Don’t throw stones or bodies
March 2013
(I found this alternate analysis of her March 26 poem in another
journal – I keep about four usually over different topics). This review was
written earlier. While it makes a lot of the same observations as the later
review, it makes so different assumptions as well. So, I figured I’d post it for
comparison, since the poem is incredibly complex. In this version, the person
on the phone is a woman – what was I thinking – and the poet allegedly had an
affair with the falling man, which I apparently rethought when doing the later
version. All very bizarre.)
The poem is about receiving a phone call (most likely) from
another woman, younger than the poet is, about the attempted suicide from a man
about the poet’s age, who she’d not seen in some time, and who had jumped out a
window – and was “lucky” enough to survive.
The poem suggests the poet may have been involved with the man
prior to the woman’s on the phone. And in receiving the phone call, the poet
finds herself in a “situation” she did not know at first was a situation and which
she calls near the resolution of the poem “our situation,” although ultimately,
she decides it is not about her at all.
The poem involves at least four people, the poet, the person
on the phone, the man who leaped from the window, and the woman over which he
made the leap.
The poet is trying to laugh a mess of her own she is caught
up in – with the person to whom she is writing the poem, a romantic entanglement
since she refers to this person as “my dear,” who may or may not be the same
person on the phone.
The phone call is about a man who leaped from a window (perhaps
as long ago as New Year’s) and – in the poet’s mind, was unfortunate enough to
survive.
For some reason, the phone call brings to mind the person
she is writing the poem to.
There is a bit of a caveat since she asks, “who is it?”
As if she is either confused about the person on the phone
or doesn’t completely recall the man who leaped from the window.
“Who threw themselves out the window?” the poet asks in an
emotionless voice.
But the incident or situation as she calls it changes her
perception of the person who is writing the poem about, possibly the person on
the phone and the insensitive reaction to the man who leaped, and suddenly (using
an apt expression) her private world involving the person the poem is written
to, comes “crashing” into this new world.

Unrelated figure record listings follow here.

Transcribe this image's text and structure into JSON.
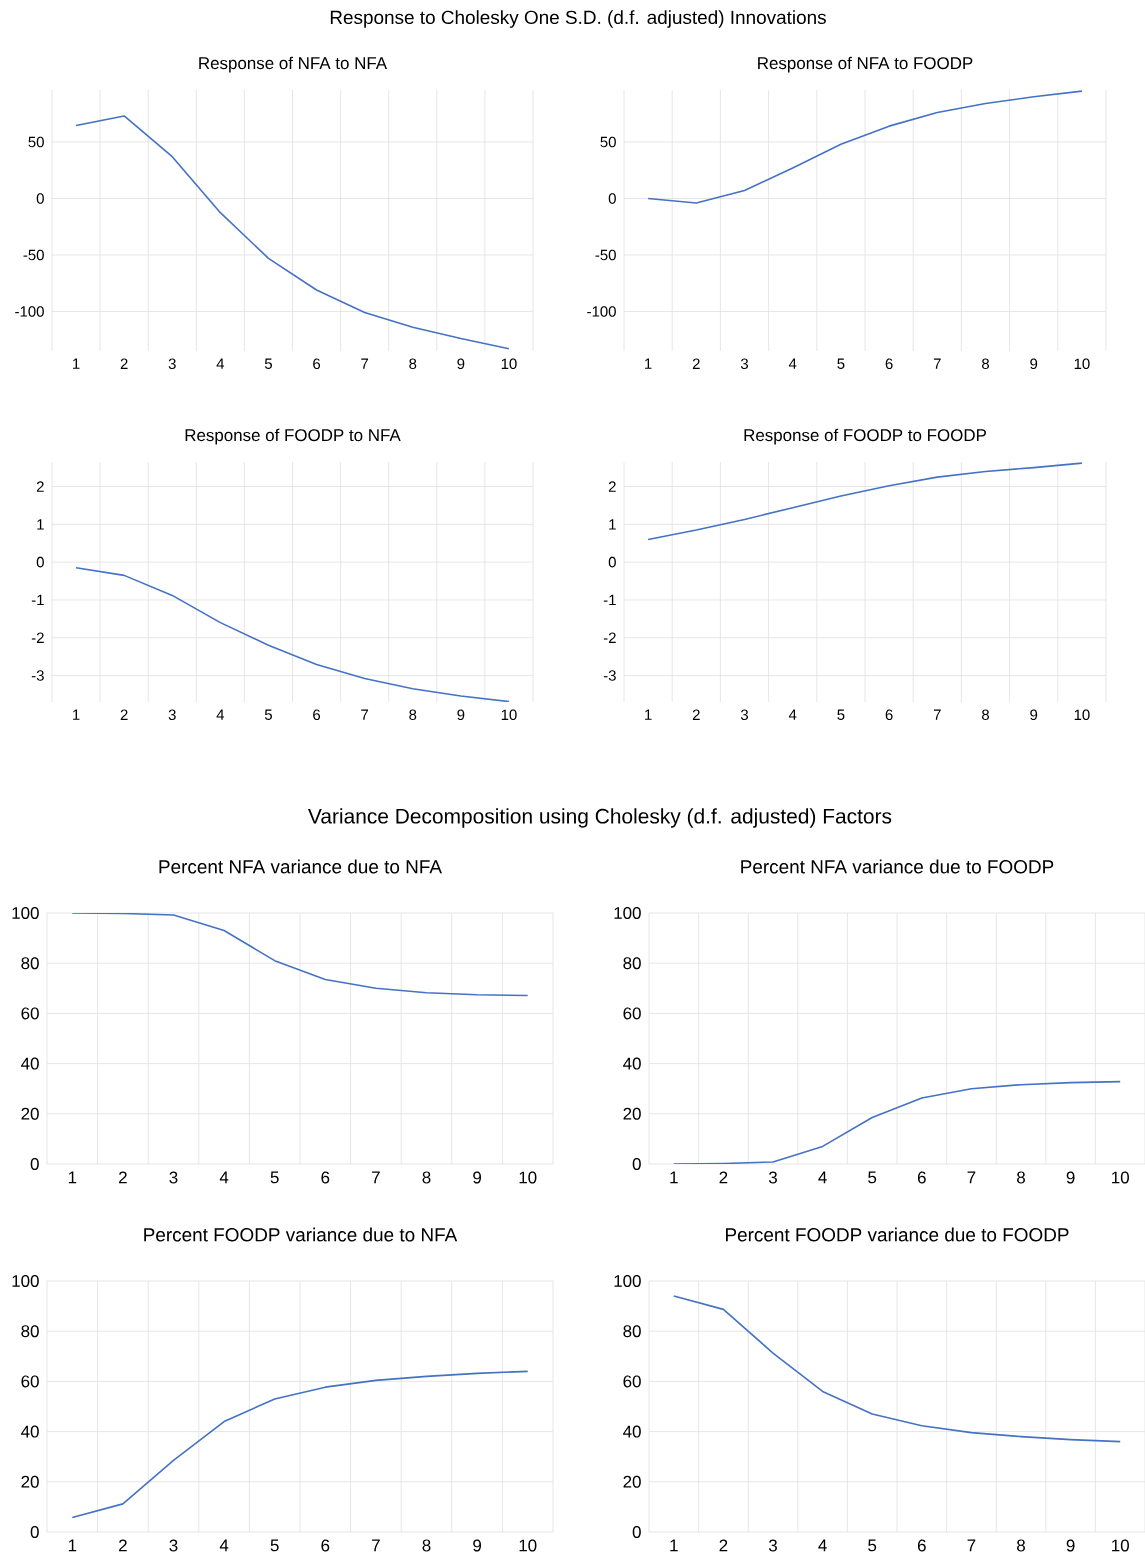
{
  "chart_data": [
    {
      "type": "line",
      "title": "Response of NFA to NFA",
      "annotations": [
        "Response to Cholesky One S.D. (d.f. adjusted) Innovations"
      ],
      "categories": [
        "1",
        "2",
        "3",
        "4",
        "5",
        "6",
        "7",
        "8",
        "9",
        "10"
      ],
      "values": [
        64.5,
        73,
        37,
        -12.6,
        -53,
        -81,
        -101,
        -114,
        -124,
        -133
      ],
      "color": "#4472c4",
      "ylim": [
        -135,
        96
      ],
      "yticks": [
        -100,
        -50,
        0,
        50
      ],
      "grid": true
    },
    {
      "type": "line",
      "title": "Response of NFA to FOODP",
      "categories": [
        "1",
        "2",
        "3",
        "4",
        "5",
        "6",
        "7",
        "8",
        "9",
        "10"
      ],
      "values": [
        0,
        -4,
        7,
        27,
        48,
        64,
        76,
        84,
        90,
        95
      ],
      "color": "#4472c4",
      "ylim": [
        -135,
        96
      ],
      "yticks": [
        -100,
        -50,
        0,
        50
      ],
      "grid": true
    },
    {
      "type": "line",
      "title": "Response of FOODP to NFA",
      "categories": [
        "1",
        "2",
        "3",
        "4",
        "5",
        "6",
        "7",
        "8",
        "9",
        "10"
      ],
      "values": [
        -0.15,
        -0.35,
        -0.88,
        -1.6,
        -2.2,
        -2.71,
        -3.08,
        -3.35,
        -3.54,
        -3.69
      ],
      "color": "#4472c4",
      "ylim": [
        -3.7,
        2.65
      ],
      "yticks": [
        -3,
        -2,
        -1,
        0,
        1,
        2
      ],
      "grid": true
    },
    {
      "type": "line",
      "title": "Response of FOODP to FOODP",
      "categories": [
        "1",
        "2",
        "3",
        "4",
        "5",
        "6",
        "7",
        "8",
        "9",
        "10"
      ],
      "values": [
        0.6,
        0.85,
        1.13,
        1.44,
        1.75,
        2.02,
        2.25,
        2.4,
        2.5,
        2.62
      ],
      "color": "#4472c4",
      "ylim": [
        -3.7,
        2.65
      ],
      "yticks": [
        -3,
        -2,
        -1,
        0,
        1,
        2
      ],
      "grid": true
    },
    {
      "type": "line",
      "title": "Percent NFA variance due to NFA",
      "annotations": [
        "Variance Decomposition using Cholesky (d.f. adjusted) Factors"
      ],
      "categories": [
        "1",
        "2",
        "3",
        "4",
        "5",
        "6",
        "7",
        "8",
        "9",
        "10"
      ],
      "values": [
        100,
        99.8,
        99.2,
        93,
        81,
        73.5,
        70,
        68.2,
        67.4,
        67.1
      ],
      "color": "#4472c4",
      "ylim": [
        0,
        100
      ],
      "yticks": [
        0,
        20,
        40,
        60,
        80,
        100
      ],
      "grid": true
    },
    {
      "type": "line",
      "title": "Percent NFA variance due to FOODP",
      "categories": [
        "1",
        "2",
        "3",
        "4",
        "5",
        "6",
        "7",
        "8",
        "9",
        "10"
      ],
      "values": [
        0,
        0.2,
        0.8,
        7,
        18.5,
        26.3,
        30,
        31.6,
        32.4,
        32.8
      ],
      "color": "#4472c4",
      "ylim": [
        0,
        100
      ],
      "yticks": [
        0,
        20,
        40,
        60,
        80,
        100
      ],
      "grid": true
    },
    {
      "type": "line",
      "title": "Percent FOODP variance due to NFA",
      "categories": [
        "1",
        "2",
        "3",
        "4",
        "5",
        "6",
        "7",
        "8",
        "9",
        "10"
      ],
      "values": [
        5.8,
        11.2,
        28.5,
        44,
        53,
        57.7,
        60.4,
        62,
        63.2,
        64
      ],
      "color": "#4472c4",
      "ylim": [
        0,
        100
      ],
      "yticks": [
        0,
        20,
        40,
        60,
        80,
        100
      ],
      "grid": true
    },
    {
      "type": "line",
      "title": "Percent FOODP variance due to FOODP",
      "categories": [
        "1",
        "2",
        "3",
        "4",
        "5",
        "6",
        "7",
        "8",
        "9",
        "10"
      ],
      "values": [
        94,
        88.7,
        71.3,
        56,
        47,
        42.3,
        39.6,
        38,
        36.8,
        36
      ],
      "color": "#4472c4",
      "ylim": [
        0,
        100
      ],
      "yticks": [
        0,
        20,
        40,
        60,
        80,
        100
      ],
      "grid": true
    }
  ]
}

As best as I can make up, this refers to an aspect of character
of the person the poem is written to which she had not previously been aware of.
The whole situation, however, seems to connect with the messy
one in which she is involved.
This raises the question as to whether the person she is
writing the poem about is considering suicide as a way out of the messy
situation shared with the poet, or perhaps more likely brings back to the poet’s
mind her own speculation in that regard, or worse, suggests to the poet that
suicide might be her option, something she might not have considered before.
Again, I get confused and get the impression that the poet
may be flashing back to a suicide attempt by a man who was the poet’s age at
the time but is the same age as the person to whom the poet is writing the poem
now.
Timing here is tricky.
The poet may be talking about someone she knew when she was
much younger – a teen – who is now around her age – although the man leaping
from the window appears to be more contemporary.
In the poem, the poet refers to the man on the pavement,
alive, and the irony of saying he was “lucky” when she (the poet) reflects on
how he must have felt after having finally worked up the courage to take the
leap only to find himself back in the same place only in a worse condition than
when he started.
He had hoped for a different end, perhaps a new beginning.
“It is time to stop laughing at the emotionlessness required
of those in our situation, and in his, as he only is,” she writes, making the
comparison and distinction between his situation and the situation the poet and
the person she is writing to are in.
At this point, she makes her point, how it takes only a
moment to go from this life into the hell of the next – alive or dead “and
those that throw stones (or bodies) have no right, except for the right to a “private
struggle” without judgement “we have no right to make.”
Then, returning to the phone call, the poet says to the
person on the other end, “Sometimes I feel like whatever god there is is
testing me.”
“Did you pass the test?” the other person seems to ask.
“What?” the poet responds.
“You didn’t fall apart, you didn’t run away, you acted with
empathy.”
But the poet is thinking that constructing barriers against
all this in her brain, to be so remote from the situation is a failure.
At this point in the poem, the poet concludes this is not
about her or her messy situation, but about the other man who jumped and the
woman he was involved in, and that she (the poet) is still alive and managing
to cope
Then, as if concluding the conversation, someone perhaps the
person on the phone says, “you passed the test.”
Since I’m guessing about most of this, I can’t completely
trust what I conclude from the poem, but I’ll speculate anyway: The attempted
suicide by this other man brought into the poet’s mind suicide as an option for
her own mess, something she has considered in the past, and is comparing that
man’s situation from the messy situation she is involved in.
She is aware of the social judgements made about people who seek
this way out, and is critical of people who judge other people, when everybody
is entitled to their own “private struggle” without judgement. People should
not throw stones (or bodies) and while she concludes her situation is different
from the person who attempted the leap, she also says it’s none of anybody else’s
business – and she’s probably right.